Substack is NOT a newsletter
It just happens to come with email
My Medium friends can read this story over there as well.
Substack is trying very hard to be everything at once.
It acts like a social platform with likes and Notes and little dopamine traps.
It pretends to be a YouTube killer or TikTok competitor with its video platform and live-streaming.
It tries to position itself as a podcasting tool.
And of course it would love to be an email newsletter service.
But at its core, Substack is something much simpler (and much more powerful for now.)
Once we realize that, our Substack strategy changes. Quickly.
Substack is…
…a blogging platform with a built-in distribution channel.
A website that happens to send emails. A CMS that just looks friendly.
Do you know how powerful that is?
The problem is that many of us don’t treat it that way. Like a website and blog.
We treat Substack like Mailchimp with vibes, a place to blast out newsletters twice a week and pray the open rates don’t dip below the emotional damage line.
Which means we ignore the biggest advantage Substack gives us. We ignore how it behaves on the open web.
Substack posts live like proper blog posts. They can rank. They can be searched. They can pull organic traffic. They can grow long after we publish them.
Newsletters don’t. They are stuck in the inbox, where yesterday’s email goes to die along with shipping confirmations and angry PayPal notifications.
Social media posts don’t. Videos and live streams don’t, either.
So let’s zoom out and look at what Substack really is and why treating it like a website can change everything.
Substack wants to be the “Everything App”
The company is not subtle about this. They add features constantly.
Notes. Videos. Podcasts. A social feed. Maybe even drip campaigns soon. A mobile app that basically wants to be everything.
On paper, this is great.
More tools in one place means less juggling.
But the one feature that always, always works is the one nobody talks enough about. The website.
Your Substack is a standalone site with its own domain option, its own sitemap, its own growing archive and its own shot at actual SEO traffic. And the options to connect a custom domain to all that goodness.
That is the hidden superpower. And most writers ignore it because email, video, and audio are more trendy now.
Substack is a blogging platform first
When we strip away the features, Substack behaves like a simple blog.
It has posts, tags, categories, comments and archives. It generates clean URLs. Posts stay online forever. Google crawls them. People can find them months later.
Someone can type a question into Google at 3 in the morning and land on your writing by accident, which is perfect! Because sear h can actually turn into your #1 paid subscriber growth engine.
Substack is how classic blogging worked. You published something, it lived on your website, it had time to grow.

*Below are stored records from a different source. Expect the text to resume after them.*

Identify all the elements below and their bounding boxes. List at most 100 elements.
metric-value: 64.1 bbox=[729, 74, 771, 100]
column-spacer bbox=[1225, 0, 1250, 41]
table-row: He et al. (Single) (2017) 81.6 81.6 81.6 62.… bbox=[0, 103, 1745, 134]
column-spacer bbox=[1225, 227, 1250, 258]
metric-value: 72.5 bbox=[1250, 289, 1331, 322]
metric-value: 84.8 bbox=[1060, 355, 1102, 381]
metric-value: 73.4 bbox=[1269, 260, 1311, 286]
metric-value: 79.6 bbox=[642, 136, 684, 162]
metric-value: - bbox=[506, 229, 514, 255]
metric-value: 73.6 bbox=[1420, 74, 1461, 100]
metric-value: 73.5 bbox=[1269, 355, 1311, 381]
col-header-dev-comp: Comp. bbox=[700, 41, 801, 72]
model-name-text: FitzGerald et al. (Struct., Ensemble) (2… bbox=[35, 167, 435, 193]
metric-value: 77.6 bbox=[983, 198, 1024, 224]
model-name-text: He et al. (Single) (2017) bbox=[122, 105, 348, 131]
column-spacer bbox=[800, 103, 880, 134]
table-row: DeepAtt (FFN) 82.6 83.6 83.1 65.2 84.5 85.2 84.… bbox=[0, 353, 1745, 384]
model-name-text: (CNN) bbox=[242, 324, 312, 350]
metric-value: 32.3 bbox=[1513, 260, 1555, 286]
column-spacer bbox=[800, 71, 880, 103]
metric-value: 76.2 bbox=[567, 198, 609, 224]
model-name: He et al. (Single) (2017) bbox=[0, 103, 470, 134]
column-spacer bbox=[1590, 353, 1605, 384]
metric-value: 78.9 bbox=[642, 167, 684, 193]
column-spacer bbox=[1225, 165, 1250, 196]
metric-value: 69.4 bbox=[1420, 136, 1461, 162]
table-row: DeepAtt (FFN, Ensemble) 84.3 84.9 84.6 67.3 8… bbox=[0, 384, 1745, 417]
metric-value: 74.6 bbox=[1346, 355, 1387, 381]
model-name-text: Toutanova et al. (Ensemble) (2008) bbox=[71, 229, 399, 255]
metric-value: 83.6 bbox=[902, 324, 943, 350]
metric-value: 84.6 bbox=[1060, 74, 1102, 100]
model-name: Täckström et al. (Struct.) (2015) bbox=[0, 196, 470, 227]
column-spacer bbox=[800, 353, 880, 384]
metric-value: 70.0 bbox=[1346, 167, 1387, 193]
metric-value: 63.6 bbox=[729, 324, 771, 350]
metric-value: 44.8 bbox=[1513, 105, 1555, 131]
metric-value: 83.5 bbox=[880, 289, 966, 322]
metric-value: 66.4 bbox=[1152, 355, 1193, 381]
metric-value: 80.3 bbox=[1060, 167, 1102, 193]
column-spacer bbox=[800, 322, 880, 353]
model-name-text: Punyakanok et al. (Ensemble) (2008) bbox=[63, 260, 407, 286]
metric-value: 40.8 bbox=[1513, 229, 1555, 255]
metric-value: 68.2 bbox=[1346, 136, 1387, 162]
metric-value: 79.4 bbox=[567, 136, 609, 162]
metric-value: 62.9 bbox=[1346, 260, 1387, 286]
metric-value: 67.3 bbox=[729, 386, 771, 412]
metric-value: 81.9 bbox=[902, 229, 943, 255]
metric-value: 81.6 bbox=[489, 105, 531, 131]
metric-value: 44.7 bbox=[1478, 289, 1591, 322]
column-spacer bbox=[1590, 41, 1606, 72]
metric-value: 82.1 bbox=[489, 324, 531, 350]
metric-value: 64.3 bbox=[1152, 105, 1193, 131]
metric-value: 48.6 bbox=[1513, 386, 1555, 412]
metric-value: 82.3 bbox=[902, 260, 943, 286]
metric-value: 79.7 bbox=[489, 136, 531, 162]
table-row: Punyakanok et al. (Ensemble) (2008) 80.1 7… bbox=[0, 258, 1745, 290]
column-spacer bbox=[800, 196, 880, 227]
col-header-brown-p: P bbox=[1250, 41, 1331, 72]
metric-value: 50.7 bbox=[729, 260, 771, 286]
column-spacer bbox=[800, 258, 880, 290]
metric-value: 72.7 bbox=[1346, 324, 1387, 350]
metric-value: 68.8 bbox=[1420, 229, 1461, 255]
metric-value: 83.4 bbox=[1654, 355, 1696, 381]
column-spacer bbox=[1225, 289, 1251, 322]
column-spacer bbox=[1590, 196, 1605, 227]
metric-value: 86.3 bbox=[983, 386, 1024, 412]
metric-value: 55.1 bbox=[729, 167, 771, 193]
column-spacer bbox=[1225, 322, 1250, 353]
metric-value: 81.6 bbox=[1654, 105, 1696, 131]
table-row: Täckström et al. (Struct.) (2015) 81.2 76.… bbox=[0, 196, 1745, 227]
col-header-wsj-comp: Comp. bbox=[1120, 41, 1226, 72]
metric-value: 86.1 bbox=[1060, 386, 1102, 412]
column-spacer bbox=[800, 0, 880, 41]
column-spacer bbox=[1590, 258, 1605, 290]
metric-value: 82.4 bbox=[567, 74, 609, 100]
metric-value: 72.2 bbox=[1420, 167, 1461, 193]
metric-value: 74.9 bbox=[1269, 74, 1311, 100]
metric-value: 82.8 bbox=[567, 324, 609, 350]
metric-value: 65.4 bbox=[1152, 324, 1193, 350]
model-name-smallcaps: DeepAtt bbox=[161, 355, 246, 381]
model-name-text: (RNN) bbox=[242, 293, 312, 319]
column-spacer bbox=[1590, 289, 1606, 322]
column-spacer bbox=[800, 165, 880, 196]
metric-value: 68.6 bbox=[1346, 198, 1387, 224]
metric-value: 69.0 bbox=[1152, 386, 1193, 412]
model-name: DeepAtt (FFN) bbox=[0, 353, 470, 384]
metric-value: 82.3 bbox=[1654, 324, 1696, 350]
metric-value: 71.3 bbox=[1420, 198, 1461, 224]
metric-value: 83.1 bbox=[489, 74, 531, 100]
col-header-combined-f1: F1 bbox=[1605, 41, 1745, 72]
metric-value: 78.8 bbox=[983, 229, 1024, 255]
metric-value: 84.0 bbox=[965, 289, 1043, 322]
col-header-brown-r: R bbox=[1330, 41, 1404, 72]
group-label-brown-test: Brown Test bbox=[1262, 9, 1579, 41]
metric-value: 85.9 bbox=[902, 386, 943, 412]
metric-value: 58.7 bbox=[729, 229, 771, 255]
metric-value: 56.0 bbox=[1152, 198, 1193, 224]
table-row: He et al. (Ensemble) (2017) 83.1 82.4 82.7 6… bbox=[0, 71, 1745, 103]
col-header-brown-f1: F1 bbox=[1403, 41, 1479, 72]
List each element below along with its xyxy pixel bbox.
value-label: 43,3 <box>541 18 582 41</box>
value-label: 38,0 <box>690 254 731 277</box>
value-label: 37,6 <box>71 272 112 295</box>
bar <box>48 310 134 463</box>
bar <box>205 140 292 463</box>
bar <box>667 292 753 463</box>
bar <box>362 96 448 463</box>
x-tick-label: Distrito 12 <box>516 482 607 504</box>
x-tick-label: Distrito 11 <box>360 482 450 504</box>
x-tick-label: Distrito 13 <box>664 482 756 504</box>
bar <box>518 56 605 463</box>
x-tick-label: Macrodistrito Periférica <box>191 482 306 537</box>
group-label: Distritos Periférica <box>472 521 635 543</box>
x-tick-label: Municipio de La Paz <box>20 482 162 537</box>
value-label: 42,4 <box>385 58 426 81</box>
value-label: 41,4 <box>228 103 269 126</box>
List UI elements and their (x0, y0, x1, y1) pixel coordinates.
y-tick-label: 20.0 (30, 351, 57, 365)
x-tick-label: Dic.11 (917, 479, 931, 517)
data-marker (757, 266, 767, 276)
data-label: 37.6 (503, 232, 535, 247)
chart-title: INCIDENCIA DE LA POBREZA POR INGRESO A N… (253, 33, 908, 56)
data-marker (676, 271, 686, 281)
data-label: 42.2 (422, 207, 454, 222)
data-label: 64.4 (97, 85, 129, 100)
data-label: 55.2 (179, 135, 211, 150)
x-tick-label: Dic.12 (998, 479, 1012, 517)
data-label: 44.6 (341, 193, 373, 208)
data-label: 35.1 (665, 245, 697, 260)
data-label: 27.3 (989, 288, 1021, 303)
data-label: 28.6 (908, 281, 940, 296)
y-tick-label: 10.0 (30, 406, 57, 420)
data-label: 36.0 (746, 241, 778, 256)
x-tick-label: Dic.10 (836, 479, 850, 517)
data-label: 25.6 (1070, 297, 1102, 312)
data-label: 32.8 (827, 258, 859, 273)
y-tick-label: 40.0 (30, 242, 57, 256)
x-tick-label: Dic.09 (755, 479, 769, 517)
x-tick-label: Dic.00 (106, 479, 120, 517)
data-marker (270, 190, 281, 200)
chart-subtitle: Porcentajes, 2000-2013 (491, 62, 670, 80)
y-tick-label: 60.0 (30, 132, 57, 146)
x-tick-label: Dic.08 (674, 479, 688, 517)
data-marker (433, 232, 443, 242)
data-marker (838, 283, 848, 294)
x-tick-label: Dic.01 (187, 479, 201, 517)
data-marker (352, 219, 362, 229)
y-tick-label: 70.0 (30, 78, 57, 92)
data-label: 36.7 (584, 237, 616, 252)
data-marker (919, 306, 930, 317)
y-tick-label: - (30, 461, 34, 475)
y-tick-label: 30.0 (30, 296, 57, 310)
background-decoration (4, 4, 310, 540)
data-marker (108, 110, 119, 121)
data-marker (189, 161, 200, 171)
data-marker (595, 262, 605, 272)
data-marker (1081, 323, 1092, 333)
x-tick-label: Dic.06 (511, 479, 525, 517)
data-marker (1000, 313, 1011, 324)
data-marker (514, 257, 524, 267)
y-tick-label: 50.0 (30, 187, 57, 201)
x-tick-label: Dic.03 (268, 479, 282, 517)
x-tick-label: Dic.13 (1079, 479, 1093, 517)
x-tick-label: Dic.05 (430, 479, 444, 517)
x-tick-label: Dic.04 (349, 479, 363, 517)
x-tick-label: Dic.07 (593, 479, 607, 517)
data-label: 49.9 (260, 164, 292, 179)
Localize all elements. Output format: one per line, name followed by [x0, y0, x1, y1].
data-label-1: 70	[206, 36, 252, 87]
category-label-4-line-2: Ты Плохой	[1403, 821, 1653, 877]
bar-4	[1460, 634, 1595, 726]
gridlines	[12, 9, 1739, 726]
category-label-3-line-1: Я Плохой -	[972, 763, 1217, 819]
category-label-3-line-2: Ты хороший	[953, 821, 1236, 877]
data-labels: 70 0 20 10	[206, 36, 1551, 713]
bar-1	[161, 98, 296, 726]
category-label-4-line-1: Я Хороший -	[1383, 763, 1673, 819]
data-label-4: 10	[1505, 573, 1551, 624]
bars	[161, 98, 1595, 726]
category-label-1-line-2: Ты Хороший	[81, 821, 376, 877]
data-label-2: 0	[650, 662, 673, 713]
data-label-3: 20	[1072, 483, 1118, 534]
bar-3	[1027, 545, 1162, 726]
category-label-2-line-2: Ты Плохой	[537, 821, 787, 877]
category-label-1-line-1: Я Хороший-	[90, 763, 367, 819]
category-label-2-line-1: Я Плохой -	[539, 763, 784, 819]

The built-in email part is just delivery. It’s the notification bell. It is not the core.
Think about it. Most people I know don’t send “newsletters” or “email marketing material”.
They simply send their blog posts via email. Because that’s what Substack does.
If Substack removed email tomorrow, it would still function as a blogging platform. If Substack removed the website part, there wouldn’t be much left.
So treat your Substack like a website
Most people don’t. They write a post in the editor, hit publish, watch the email go out and never think about that piece again.
That is a shame. Because treating Substack like a real website flips the script.
Writers suddenly get the benefits bloggers have enjoyed since the mid 2000s. Evergreen traffic. Long tail keywords. Search discovery. Backlinks. Posts that earn attention while we sleep, instead of posts that die after inbox delivery.
There is a reason blogging is still a huge industry, 2026.
We don’t need to become SEO gurus. We just need to do the basics that every blog should do.
The mindset shift that makes Substack grow faster
Once we see Substack as a website with (optional) email, our writing strategy changes. At least, it should.
We stop obsessing about open rates. We stop thinking everything has to be timely. We stop panicking when an email underperforms, because we know posts have a long afterlife online.
We start writing posts that matter beyond Tuesday morning.
We start building an archive that attracts people even if they have never heard of us. We start creating real search channels instead of relying on the built-in network (alone).
And our email list grows as a side effect.
People find our posts on Google, read them on our Substack site, then subscribe from there. This is how my own list grows constantly.
Search brings traffic, traffic brings subscribers, subscribers bring community.
Email becomes the byproduct, not the entire plan.
That doesn’t mean, we ignore all the other features, of course. Notes is great social media. Video is cool if you’re comfortable with it. And podcasts are sweet, too.
Pick and choose. But do the website thing first.
Substack works best when we see it clearly
In my eyes, Substack readers behave like blog readers.
They want depth, voice, ideas, perspective. They want something they can bookmark. Email is just the delivery truck.
So the real move is simple.
Use Substack like a blog. Use email as a boost. Use search as your long game. Sprinkle in a bit of social media, video, audio.
Substack isn’t fighting Mailchimp or Kit or Beehiiv. It’s not email marketing or a newsletter.
It’s fighting WordPress, Medium and Ghost (passively).
Once we understand that, things get easier.
The Bottom Line
Substack is a blog platform that happens to come with email.
Treat it as a website, write posts that last longer than an inbox notification, and use email as a distribution tool instead of the main event.